- Church: Roman Catholic Church
- See: Archdiocese of Bordeaux
- In office: 1968–1989
- Predecessor: Paul-Marie-André Richaud
- Successor: Pierre Étienne Louis Eyt
- Previous post: Bishop

Orders
- Ordination: 9 October 1938

Personal details
- Born: 1 March 1915 Siran, France
- Died: 14 August 2008 (aged 93) Mauriac, France

= Marius Maziers =

French bishop

Marius-Félix-Antoine Maziers (1 March 1915 – 14 August 2008) was a French Bishop of the Catholic Church.

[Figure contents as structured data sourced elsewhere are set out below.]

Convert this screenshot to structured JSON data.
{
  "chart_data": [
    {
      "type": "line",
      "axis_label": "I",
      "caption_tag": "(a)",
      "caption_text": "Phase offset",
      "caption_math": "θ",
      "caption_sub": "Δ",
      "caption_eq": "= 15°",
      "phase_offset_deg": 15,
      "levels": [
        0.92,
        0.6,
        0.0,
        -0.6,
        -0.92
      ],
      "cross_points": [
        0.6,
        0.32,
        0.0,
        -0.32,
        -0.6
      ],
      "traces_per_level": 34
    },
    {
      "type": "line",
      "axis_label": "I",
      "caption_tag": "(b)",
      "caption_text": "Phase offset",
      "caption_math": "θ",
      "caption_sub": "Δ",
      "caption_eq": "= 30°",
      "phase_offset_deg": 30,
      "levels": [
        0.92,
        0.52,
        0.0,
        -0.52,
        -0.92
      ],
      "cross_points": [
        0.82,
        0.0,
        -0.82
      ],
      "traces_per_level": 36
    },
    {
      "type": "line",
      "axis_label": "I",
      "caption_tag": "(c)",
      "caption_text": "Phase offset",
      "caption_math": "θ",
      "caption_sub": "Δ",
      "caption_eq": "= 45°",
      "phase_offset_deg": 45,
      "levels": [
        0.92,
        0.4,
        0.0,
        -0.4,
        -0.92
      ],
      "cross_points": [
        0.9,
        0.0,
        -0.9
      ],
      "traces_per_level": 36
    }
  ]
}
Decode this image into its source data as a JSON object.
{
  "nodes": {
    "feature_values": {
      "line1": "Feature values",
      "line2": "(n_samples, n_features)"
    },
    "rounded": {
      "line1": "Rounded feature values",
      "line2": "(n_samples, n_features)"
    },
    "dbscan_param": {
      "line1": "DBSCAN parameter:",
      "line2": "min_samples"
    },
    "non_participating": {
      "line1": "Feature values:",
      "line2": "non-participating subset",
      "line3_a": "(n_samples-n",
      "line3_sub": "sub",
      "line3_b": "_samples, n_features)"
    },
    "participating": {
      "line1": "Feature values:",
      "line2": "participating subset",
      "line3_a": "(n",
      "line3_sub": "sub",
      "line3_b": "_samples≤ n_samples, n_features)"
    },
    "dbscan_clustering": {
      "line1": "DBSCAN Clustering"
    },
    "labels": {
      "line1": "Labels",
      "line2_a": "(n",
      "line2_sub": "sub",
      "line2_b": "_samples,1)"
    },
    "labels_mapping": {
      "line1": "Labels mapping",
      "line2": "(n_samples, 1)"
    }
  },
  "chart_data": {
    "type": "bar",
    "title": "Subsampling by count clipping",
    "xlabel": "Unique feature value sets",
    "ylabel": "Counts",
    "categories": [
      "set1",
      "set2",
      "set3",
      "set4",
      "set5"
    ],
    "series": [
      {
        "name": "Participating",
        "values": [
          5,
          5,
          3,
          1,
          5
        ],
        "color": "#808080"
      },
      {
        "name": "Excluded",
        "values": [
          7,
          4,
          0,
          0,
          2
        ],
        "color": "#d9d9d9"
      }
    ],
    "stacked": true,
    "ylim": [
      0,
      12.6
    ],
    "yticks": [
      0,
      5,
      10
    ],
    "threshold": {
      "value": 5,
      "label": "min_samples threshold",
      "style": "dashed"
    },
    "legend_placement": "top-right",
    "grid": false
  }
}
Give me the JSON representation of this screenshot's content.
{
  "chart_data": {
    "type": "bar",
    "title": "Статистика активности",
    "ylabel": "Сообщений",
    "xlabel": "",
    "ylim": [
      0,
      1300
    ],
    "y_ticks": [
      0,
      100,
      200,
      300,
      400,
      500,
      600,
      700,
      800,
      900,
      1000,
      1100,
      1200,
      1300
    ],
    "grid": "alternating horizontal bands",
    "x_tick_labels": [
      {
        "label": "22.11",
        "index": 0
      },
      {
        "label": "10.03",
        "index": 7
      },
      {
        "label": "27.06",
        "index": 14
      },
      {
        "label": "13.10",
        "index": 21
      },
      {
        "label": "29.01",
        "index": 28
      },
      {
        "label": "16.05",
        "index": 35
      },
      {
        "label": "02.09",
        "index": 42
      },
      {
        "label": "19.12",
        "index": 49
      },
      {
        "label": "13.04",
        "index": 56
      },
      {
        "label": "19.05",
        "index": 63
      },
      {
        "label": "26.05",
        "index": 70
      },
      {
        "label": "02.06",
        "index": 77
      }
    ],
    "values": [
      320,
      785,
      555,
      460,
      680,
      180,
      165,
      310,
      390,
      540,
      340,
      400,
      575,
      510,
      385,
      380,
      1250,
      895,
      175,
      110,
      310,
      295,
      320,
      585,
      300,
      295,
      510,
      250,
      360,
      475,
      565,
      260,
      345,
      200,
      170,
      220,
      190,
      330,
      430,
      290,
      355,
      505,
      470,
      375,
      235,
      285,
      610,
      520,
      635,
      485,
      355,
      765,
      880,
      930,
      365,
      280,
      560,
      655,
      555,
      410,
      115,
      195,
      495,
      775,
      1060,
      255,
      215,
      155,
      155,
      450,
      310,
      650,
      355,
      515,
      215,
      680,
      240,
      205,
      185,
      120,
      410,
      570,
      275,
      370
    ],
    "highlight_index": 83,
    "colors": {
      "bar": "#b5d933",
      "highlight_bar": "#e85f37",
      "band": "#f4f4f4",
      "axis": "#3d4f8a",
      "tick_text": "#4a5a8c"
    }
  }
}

Marius Maziers was born in Siran, France, raised in the Roman Catholic faith and was ordained a priest on 9 October 1938. On 17 December 1959, he was appointed Titular Bishop of Augustopolis in Phrygia and auxiliary bishop of Archdiocese of Lyon and was consecrated on 25 February 1960. He was appointed Coadjutor Archbishop of the Bordeaux and Titular Bishop of Zica. He succeeded to the post of Archbishop of Bordeaux with the death of his predecessor on 6 February 1968 and served until his retirement on 31 May 1989.

Archbishop Maziers died on 14 August 2008 at the age of 93.